Grief 2 : informations incomplètes
Mme Hamilton reproche à la journaliste d’avoir omis des informations essentielles à une bonne compréhension de l’article.
2.1 Intimidation des enfants du maire pendant une manifestation
La plaignante affirme que la journaliste a fourni une information incomplète en ne relatant pas que les enfants du maire ont été eux-mêmes « victimes d’intimidation » pendant une manifestation d’appui à la victime qui se serait déroulée devant leur domicile.
En matière d’information incomplète, le Guide prévoit à l’article 9 alinéa e), que : « Les journalistes et les médias d’information produisent, selon les genres journalistiques, de l’information possédant les qualités suivantes : […] e) complétude : dans le traitement d’un sujet, présentation des éléments essentiels à sa bonne compréhension, tout en respectant la liberté éditoriale du média. »
Dans le présent cas, le Conseil n’est pas en mesure d’évaluer la présence d’enfants chez le maire, ni même l’occurrence d’une manifestation devant la résidence du maire, la plaignante n’ayant pu en faire la démonstration. Le Conseil tient à rappeler sa jurisprudence constante en matière d’information incomplète : « La jurisprudence du Conseil n’impose pas aux journalistes de couvrir tous les angles d’une nouvelle, mais plutôt de s’assurer d’en présenter les éléments essentiels à la compréhension des faits par le lecteur (D2016-07-013). »
Le grief est rejeté sur ce point.
2.2 Intimidation des enfants du maire par la victime dans la cour de l’école
La plaignante affirme que la journaliste a rapporté une information incomplète en ne dévoilant pas que l’un des enfants du maire aurait été intimidé par la victime d’agression sexuelle et que cette dernière aurait même été bannie de la cour d’école à la suite de cet incident.
Encore ici, le Conseil n’est pas en mesure d’évaluer les allégations de la plaignante concernant de possibles gestes d’intimidation envers un enfant, la plaignante n’ayant pu en faire la démonstration.

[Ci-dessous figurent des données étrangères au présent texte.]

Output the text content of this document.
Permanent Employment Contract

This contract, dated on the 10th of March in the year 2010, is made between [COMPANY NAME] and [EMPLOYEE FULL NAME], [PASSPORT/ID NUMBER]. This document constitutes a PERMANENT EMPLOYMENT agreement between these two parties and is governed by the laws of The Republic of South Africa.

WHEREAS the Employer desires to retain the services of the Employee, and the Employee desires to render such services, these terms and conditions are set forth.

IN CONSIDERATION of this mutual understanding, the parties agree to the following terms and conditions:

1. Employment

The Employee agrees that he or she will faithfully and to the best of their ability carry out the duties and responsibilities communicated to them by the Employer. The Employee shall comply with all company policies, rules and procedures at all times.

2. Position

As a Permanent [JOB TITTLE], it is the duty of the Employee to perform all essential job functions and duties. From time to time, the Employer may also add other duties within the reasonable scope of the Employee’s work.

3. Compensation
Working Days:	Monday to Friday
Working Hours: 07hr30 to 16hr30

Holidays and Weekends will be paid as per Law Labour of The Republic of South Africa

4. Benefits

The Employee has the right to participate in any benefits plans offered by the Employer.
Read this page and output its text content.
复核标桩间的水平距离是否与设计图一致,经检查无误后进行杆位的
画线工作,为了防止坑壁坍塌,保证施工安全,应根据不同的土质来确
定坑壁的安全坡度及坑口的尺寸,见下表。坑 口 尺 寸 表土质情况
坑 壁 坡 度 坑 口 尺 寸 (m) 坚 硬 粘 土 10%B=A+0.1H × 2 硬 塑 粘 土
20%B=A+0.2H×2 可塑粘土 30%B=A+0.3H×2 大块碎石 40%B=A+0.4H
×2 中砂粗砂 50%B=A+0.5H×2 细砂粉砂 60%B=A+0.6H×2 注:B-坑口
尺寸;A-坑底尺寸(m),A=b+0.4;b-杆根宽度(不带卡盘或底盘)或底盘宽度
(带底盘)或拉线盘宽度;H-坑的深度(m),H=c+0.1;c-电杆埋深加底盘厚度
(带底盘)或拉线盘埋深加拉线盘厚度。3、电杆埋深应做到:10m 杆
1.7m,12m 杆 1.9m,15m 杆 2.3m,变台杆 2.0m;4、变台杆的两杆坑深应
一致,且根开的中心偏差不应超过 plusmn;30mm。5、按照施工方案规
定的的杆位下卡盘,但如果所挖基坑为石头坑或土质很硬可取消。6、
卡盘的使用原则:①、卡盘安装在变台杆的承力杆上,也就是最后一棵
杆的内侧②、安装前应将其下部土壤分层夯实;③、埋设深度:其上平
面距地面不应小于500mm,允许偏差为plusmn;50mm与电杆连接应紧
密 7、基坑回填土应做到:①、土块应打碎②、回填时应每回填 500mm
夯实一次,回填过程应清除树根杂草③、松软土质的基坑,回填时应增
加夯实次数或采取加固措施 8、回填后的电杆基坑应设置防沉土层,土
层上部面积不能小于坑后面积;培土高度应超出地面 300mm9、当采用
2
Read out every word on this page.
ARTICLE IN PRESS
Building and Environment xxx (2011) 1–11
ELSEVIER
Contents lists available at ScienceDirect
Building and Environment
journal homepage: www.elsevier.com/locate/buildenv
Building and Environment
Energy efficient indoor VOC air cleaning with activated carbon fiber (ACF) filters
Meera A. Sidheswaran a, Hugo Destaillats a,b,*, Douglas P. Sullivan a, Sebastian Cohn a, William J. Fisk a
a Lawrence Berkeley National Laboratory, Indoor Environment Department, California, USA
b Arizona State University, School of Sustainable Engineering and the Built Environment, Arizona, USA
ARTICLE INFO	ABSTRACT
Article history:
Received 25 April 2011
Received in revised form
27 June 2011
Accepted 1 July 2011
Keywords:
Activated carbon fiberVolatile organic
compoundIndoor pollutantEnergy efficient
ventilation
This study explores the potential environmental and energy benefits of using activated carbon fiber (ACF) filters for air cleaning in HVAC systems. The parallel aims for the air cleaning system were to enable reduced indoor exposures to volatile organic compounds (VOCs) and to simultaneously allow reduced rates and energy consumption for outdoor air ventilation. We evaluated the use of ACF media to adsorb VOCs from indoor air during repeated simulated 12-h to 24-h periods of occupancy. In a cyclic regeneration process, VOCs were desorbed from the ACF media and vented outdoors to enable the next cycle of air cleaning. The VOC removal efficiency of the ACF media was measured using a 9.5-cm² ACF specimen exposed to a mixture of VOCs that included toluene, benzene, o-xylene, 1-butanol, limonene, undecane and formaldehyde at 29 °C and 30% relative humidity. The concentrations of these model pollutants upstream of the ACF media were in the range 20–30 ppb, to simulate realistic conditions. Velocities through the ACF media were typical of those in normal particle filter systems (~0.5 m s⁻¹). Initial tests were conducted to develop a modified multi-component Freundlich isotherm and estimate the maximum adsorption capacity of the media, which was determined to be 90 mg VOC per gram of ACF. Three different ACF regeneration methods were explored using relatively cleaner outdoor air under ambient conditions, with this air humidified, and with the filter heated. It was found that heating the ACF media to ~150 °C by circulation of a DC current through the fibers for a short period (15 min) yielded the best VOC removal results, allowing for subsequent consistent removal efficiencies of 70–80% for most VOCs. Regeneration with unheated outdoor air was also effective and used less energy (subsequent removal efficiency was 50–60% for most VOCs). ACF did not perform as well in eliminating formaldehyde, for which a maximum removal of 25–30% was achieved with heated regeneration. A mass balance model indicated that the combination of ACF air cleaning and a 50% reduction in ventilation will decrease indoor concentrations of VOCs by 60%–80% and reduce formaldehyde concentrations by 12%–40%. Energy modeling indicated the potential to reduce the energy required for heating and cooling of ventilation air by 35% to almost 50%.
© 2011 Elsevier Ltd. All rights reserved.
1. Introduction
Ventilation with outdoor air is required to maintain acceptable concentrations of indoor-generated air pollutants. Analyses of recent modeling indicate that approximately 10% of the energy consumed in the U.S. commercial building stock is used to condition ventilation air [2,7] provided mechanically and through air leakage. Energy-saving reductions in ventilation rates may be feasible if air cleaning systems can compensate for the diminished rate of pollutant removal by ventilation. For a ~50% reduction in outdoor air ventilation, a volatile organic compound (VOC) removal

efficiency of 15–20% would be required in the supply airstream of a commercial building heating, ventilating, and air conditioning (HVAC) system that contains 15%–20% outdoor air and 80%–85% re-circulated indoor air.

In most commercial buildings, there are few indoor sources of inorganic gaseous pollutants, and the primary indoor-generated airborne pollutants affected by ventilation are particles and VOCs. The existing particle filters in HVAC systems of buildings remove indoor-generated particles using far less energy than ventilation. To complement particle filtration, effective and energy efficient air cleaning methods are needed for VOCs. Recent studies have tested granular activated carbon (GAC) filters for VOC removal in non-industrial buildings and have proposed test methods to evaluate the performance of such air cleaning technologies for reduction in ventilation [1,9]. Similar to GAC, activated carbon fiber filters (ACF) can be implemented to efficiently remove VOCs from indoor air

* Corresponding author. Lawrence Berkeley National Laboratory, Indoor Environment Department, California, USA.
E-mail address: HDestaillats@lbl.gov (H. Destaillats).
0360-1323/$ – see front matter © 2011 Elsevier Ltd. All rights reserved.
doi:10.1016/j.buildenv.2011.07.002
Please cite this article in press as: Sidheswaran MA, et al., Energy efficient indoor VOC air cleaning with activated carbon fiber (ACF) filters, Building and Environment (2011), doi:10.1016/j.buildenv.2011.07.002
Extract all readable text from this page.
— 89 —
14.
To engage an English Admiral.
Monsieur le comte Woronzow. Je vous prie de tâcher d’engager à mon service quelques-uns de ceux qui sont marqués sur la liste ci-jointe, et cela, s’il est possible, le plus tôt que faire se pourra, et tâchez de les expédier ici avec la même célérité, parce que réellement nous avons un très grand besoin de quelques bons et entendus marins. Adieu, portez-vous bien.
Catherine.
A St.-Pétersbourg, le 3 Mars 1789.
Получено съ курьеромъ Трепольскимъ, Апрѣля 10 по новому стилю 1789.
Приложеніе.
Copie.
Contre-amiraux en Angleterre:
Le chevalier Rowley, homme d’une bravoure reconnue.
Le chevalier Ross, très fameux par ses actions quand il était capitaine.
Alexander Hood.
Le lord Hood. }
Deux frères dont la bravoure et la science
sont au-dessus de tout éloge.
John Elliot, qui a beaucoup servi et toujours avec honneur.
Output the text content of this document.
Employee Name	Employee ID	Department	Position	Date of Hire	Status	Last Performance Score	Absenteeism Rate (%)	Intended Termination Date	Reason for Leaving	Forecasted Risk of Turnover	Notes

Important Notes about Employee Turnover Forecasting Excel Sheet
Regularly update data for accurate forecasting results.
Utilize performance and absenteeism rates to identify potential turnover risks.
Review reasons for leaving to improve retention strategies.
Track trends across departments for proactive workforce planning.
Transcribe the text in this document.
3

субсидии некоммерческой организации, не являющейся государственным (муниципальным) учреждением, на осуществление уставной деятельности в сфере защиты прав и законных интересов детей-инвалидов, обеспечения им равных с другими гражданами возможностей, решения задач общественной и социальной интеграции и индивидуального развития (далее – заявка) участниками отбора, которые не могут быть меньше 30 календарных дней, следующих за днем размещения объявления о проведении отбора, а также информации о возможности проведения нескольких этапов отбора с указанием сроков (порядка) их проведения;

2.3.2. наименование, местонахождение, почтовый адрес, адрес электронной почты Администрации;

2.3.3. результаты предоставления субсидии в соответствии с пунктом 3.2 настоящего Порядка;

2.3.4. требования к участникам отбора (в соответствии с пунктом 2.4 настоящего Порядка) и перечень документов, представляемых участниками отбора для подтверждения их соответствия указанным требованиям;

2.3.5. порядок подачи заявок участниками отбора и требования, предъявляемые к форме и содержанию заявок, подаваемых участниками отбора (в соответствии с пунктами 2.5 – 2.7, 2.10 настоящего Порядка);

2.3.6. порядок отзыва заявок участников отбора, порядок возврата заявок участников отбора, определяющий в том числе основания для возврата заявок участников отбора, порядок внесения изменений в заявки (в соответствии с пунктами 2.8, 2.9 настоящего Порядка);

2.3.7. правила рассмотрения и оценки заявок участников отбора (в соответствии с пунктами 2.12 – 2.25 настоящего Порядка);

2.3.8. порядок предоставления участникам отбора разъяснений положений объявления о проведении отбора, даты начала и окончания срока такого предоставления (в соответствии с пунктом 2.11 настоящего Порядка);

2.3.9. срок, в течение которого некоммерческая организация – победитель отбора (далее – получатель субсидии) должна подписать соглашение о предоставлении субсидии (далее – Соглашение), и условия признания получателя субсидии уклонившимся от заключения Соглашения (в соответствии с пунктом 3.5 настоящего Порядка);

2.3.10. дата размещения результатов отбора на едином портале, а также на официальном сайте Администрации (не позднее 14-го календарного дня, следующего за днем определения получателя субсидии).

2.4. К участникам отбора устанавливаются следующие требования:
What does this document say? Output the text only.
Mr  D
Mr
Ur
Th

Le grief est rejeté sur ce point.
Le grief d’informations incomplètes est rejeté.
Grief 3 : omission de vérifier l’information transmise par une source
La plaignante reproche à la journaliste d’avoir omis de vérifier les propos de sa source, la victime d’agression sexuelle, concernant l’intimidation dont ses enfants auraient été victimes.
En matière d’obligation de vérifier l’information transmise par une source, le Guide de déontologie journalistique prévoit à l’article 11 que : « Les journalistes prennent les moyens raisonnables pour évaluer la fiabilité des informations transmises par leurs sources, afin de garantir au public une information de qualité. »
Dans sa décision D2016-06-170, le Conseil rejetait le grief de manque de vérification de la fiabilité des informations transmises par une source. Le Conseil écrit : « Dans la présente plainte, aucune preuve n’a été déposée par le plaignant pour suggérer ou soutenir que des éléments ou des faits pourraient permettre de mettre en doute la fiabilité des informations présentées par [la source]. Du reste, le journal La Nouvelle Union assure avoir pris des moyens raisonnables pour garantir la fiabilité des informations qui lui ont été transmises. Comme le fardeau de la preuve incombe à la partie plaignante, le Conseil ne peut retenir le grief. »
Dans le présent cas, la plaignante n’ayant pas fait la démonstration du manque de fiabilité de la source, la victime d’agression sexuelle, le Conseil considère qu’il n’y avait aucune raison pour la journaliste de croire que les informations transmises par sa source n’étaient pas fiables.
Le grief d’omission de vérification de l’information transmise par une source est rejeté.
Grief 4 : refus de publier un rectificatif
La plaignante déplore le refus des mis en cause de publier un rectificatif rétablissant les faits et la vérité sur ces événements. Le 5 mai 2017, elle a écrit au mis en cause en joignant à sa demande, un document qu’elle désigne comme une « lettre relatant le déroulement des événements ». Le mis en cause n’a pas publié de rectificatif.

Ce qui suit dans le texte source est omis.